Il lui semblait comprendre tout à coup que la vie n'était pas généreuse deux fois, que le peu qu'elle donnait, il fallait le saisir avidement. Et son imagination assombrie lui représentait la vie comme un être capricieux et terrible, un tyran avec qui il n'était pas sage de discuter.
De passages traumatisants il y en a pléthore, cette manière sadique de l’écrivain augmente les sensations du lecteur, j’ai été choquée, bouleversée, non de colère ou de déception simplement triste, mélancolique, la tête de biais versé sur les pluies torrentielles des propres émotions des personnages.
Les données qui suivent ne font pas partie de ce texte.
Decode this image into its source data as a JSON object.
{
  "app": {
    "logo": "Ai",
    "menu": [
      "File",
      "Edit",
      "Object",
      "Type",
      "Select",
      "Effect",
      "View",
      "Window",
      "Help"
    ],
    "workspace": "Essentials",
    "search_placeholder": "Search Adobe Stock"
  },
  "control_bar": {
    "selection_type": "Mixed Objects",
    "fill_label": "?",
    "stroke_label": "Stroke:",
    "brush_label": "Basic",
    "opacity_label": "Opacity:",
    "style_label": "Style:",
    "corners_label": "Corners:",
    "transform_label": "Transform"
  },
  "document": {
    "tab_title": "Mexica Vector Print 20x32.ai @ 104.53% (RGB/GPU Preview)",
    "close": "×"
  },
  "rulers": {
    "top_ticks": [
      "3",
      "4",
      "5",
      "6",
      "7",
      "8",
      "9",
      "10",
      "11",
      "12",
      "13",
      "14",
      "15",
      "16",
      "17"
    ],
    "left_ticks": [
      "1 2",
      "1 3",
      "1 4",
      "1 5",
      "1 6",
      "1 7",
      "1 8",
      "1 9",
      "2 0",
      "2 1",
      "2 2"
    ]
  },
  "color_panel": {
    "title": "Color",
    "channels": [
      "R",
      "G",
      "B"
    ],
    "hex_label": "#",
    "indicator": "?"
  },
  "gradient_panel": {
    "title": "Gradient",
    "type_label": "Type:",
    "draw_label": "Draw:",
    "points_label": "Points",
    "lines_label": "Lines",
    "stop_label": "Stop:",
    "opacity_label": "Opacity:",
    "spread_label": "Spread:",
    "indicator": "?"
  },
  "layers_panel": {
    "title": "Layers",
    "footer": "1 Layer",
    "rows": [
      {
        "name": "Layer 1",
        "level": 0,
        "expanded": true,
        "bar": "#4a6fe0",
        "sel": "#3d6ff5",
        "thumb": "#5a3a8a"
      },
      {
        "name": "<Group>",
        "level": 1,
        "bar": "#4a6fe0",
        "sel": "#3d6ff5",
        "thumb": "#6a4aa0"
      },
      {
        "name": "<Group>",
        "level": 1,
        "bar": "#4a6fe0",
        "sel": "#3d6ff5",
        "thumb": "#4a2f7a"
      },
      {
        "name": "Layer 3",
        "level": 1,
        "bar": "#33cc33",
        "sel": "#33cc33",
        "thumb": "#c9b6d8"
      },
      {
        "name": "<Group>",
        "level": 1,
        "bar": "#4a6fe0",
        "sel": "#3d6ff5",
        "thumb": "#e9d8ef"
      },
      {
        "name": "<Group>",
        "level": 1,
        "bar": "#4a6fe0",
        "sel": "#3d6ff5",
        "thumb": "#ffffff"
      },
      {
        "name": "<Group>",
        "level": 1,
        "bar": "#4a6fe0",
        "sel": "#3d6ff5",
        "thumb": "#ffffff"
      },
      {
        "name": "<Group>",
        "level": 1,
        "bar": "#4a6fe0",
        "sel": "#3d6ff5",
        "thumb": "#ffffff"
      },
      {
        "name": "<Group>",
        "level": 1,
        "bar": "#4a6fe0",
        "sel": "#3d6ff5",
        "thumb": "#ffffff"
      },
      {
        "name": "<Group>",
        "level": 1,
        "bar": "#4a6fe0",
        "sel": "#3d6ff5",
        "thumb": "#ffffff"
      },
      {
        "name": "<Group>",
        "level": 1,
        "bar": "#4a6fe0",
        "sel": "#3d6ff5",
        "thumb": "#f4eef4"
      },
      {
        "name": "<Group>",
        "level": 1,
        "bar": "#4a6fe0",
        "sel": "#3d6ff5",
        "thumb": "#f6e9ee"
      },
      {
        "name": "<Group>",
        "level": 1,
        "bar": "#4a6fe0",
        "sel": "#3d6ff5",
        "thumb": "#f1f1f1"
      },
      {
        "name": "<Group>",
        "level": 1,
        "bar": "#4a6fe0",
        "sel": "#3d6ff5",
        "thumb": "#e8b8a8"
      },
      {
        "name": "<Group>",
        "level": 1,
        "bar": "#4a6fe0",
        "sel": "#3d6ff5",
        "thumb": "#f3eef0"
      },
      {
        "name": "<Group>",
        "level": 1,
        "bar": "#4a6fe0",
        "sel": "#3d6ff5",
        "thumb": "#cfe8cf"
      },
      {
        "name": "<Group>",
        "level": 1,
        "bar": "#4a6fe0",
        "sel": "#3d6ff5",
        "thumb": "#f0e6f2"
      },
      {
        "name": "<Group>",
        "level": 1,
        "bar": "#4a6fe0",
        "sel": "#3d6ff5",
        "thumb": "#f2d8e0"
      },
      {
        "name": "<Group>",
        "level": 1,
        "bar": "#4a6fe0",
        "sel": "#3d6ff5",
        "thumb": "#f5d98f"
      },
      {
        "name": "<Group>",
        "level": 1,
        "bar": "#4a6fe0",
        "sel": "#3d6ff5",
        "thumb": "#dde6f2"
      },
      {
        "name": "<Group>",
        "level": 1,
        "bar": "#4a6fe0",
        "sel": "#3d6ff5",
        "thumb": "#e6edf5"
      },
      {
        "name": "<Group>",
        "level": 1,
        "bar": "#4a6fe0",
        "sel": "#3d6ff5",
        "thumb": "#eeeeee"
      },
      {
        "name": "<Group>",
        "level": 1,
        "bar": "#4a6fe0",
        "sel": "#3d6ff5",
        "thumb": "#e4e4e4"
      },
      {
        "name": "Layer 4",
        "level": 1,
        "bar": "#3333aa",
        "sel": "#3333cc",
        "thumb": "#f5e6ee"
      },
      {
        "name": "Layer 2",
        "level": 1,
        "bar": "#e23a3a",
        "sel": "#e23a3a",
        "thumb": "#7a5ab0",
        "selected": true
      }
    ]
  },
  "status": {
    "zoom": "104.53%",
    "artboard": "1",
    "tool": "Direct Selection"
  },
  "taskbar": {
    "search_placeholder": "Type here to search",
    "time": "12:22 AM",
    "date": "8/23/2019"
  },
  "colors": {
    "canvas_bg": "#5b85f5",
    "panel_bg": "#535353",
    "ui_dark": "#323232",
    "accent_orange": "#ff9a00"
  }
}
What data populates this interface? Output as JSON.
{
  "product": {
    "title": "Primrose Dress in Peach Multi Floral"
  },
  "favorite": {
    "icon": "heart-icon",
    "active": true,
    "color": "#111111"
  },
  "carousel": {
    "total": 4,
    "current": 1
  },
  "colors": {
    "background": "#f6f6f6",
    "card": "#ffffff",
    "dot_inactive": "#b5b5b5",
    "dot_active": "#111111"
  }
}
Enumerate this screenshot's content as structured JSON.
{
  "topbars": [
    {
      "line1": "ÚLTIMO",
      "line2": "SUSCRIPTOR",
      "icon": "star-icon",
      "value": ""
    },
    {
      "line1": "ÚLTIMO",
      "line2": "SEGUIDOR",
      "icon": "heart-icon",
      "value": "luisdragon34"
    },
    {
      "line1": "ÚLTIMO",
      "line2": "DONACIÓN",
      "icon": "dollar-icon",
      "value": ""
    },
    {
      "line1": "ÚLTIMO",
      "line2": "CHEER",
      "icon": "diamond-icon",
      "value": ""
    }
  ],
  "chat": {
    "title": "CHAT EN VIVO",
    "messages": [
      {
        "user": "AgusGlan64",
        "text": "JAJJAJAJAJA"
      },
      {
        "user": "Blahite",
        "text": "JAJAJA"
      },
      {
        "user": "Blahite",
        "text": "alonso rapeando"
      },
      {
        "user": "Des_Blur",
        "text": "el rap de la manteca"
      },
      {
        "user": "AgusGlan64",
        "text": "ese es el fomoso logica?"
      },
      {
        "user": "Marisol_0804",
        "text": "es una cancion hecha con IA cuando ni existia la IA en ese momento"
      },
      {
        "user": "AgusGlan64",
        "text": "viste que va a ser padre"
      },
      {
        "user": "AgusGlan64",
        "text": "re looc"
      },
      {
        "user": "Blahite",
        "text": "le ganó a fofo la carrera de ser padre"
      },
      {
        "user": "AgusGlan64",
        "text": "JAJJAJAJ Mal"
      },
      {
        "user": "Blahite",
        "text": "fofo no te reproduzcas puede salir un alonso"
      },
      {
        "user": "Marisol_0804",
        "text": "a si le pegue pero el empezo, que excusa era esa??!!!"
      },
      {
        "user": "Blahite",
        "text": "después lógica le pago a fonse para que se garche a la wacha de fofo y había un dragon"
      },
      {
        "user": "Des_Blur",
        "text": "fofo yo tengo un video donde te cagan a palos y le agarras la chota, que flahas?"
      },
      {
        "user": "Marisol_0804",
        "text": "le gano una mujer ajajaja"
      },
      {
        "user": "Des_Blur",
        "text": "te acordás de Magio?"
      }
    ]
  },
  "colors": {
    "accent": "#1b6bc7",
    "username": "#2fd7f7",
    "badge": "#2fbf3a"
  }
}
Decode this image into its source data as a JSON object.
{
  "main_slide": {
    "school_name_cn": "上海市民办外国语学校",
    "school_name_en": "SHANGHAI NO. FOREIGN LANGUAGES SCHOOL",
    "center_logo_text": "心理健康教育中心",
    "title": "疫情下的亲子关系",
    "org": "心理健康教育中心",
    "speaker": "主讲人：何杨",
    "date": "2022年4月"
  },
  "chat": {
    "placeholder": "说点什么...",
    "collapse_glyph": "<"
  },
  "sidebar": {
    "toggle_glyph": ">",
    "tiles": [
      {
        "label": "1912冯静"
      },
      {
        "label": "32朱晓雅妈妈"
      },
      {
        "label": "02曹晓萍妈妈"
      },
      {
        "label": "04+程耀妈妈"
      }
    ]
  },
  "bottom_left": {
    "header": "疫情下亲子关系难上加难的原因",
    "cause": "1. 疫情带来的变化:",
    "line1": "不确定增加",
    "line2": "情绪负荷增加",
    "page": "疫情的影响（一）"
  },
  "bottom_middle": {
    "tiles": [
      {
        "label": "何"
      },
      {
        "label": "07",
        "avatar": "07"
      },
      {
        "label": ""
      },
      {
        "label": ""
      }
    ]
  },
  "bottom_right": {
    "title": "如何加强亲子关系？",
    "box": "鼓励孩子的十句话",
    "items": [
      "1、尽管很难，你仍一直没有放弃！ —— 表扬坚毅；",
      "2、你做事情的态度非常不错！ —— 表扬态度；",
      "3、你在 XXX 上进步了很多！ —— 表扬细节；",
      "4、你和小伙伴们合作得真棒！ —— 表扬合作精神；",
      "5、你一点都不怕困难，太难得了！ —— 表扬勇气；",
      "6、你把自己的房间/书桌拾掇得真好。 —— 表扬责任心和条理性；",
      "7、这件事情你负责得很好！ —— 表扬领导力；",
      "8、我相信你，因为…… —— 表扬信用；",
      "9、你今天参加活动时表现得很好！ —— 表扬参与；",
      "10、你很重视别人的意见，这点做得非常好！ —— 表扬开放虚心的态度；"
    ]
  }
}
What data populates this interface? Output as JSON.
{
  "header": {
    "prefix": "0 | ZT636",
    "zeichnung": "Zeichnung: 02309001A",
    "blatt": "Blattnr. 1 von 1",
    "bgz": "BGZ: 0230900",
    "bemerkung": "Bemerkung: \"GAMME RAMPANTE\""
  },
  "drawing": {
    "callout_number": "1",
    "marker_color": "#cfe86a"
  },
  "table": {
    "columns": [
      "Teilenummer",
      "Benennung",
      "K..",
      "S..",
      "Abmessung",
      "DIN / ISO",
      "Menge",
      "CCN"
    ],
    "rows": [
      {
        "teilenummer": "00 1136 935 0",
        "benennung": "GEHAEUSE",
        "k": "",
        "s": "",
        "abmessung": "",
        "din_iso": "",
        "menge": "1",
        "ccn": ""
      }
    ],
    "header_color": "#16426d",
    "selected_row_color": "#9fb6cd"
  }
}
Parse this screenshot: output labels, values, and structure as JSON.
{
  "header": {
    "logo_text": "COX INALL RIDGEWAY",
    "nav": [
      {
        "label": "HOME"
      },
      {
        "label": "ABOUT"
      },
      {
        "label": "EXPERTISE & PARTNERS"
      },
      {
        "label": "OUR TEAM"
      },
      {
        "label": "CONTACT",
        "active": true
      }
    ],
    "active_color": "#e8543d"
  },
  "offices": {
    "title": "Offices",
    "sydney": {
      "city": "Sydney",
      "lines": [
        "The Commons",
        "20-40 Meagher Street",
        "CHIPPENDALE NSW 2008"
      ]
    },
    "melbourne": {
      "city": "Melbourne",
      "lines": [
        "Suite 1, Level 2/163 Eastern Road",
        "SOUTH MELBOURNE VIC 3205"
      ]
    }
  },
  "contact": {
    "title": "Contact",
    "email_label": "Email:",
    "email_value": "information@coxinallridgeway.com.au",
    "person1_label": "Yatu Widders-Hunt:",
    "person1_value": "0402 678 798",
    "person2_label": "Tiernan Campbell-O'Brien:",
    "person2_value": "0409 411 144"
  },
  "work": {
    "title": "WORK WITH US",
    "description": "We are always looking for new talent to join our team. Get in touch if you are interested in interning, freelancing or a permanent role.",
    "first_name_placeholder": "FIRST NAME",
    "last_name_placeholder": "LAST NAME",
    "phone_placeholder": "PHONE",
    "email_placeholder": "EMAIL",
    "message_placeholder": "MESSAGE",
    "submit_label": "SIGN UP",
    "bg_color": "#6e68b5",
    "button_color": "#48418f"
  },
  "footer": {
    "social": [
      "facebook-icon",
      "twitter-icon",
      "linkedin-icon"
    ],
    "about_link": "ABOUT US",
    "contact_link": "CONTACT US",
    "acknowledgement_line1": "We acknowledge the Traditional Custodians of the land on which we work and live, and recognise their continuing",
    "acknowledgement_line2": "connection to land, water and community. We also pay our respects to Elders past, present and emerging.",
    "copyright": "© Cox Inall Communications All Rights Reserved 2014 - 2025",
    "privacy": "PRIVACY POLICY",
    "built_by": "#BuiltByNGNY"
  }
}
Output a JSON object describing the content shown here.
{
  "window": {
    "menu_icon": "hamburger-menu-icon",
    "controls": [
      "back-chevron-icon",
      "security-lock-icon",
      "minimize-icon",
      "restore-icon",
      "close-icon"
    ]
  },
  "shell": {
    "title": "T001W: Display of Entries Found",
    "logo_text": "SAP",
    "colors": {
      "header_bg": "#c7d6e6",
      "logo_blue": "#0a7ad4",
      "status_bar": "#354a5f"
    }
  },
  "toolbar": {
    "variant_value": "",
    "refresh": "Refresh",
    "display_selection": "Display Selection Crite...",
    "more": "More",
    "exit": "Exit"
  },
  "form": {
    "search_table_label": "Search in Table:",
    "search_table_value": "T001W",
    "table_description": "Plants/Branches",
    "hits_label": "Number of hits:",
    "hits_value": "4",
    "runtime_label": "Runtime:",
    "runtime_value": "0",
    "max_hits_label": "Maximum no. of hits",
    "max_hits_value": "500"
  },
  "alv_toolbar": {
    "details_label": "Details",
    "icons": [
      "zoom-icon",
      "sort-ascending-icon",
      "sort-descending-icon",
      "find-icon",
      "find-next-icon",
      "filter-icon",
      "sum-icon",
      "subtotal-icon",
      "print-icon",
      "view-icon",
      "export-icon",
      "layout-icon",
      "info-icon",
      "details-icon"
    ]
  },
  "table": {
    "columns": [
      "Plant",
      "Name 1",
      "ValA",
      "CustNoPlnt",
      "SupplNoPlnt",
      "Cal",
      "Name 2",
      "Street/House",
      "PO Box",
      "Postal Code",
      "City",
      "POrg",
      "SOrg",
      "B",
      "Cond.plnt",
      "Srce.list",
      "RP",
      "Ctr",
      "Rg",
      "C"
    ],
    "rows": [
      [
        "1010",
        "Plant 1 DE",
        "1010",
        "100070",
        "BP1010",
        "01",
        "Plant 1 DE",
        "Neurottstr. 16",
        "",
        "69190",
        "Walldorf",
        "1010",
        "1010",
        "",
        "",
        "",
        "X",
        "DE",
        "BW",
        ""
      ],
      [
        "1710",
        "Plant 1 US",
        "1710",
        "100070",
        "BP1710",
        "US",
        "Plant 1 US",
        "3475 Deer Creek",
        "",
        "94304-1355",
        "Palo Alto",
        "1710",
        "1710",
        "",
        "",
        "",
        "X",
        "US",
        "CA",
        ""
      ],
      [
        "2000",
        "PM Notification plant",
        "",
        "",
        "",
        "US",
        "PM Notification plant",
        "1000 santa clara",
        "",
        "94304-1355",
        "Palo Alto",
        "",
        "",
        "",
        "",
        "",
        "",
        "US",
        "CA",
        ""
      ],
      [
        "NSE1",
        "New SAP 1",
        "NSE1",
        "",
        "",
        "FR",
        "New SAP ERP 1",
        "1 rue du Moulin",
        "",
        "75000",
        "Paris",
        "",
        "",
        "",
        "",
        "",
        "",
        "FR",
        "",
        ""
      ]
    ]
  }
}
Ils sont vivants, ils frôlent la vie dans notre imagination, prennent une place incommensurable pendant quelques jours, jusqu’à refermer le roman, un souffle de soulagement. Car parfois c’est trop. Trop de sensation d’un coup, l’ouvrage est impitoyable, il nous traîne dans une bourbe que l’on ne lâche pas, impossible. Car il nous parle, il secoue notre intériorité, nous fait réfléchir sur notre passé, sur notre état d’esprit. Il ne fut pas un coup de cœur mais un coup au cœur. Il ne fut pas une découverte mais un cataclysme sur ma sensibilité. Au final je les ai tous aimé et détesté en même temps, au final Léviathan est universel, profond, il respire un air de sauvagerie passionnelle.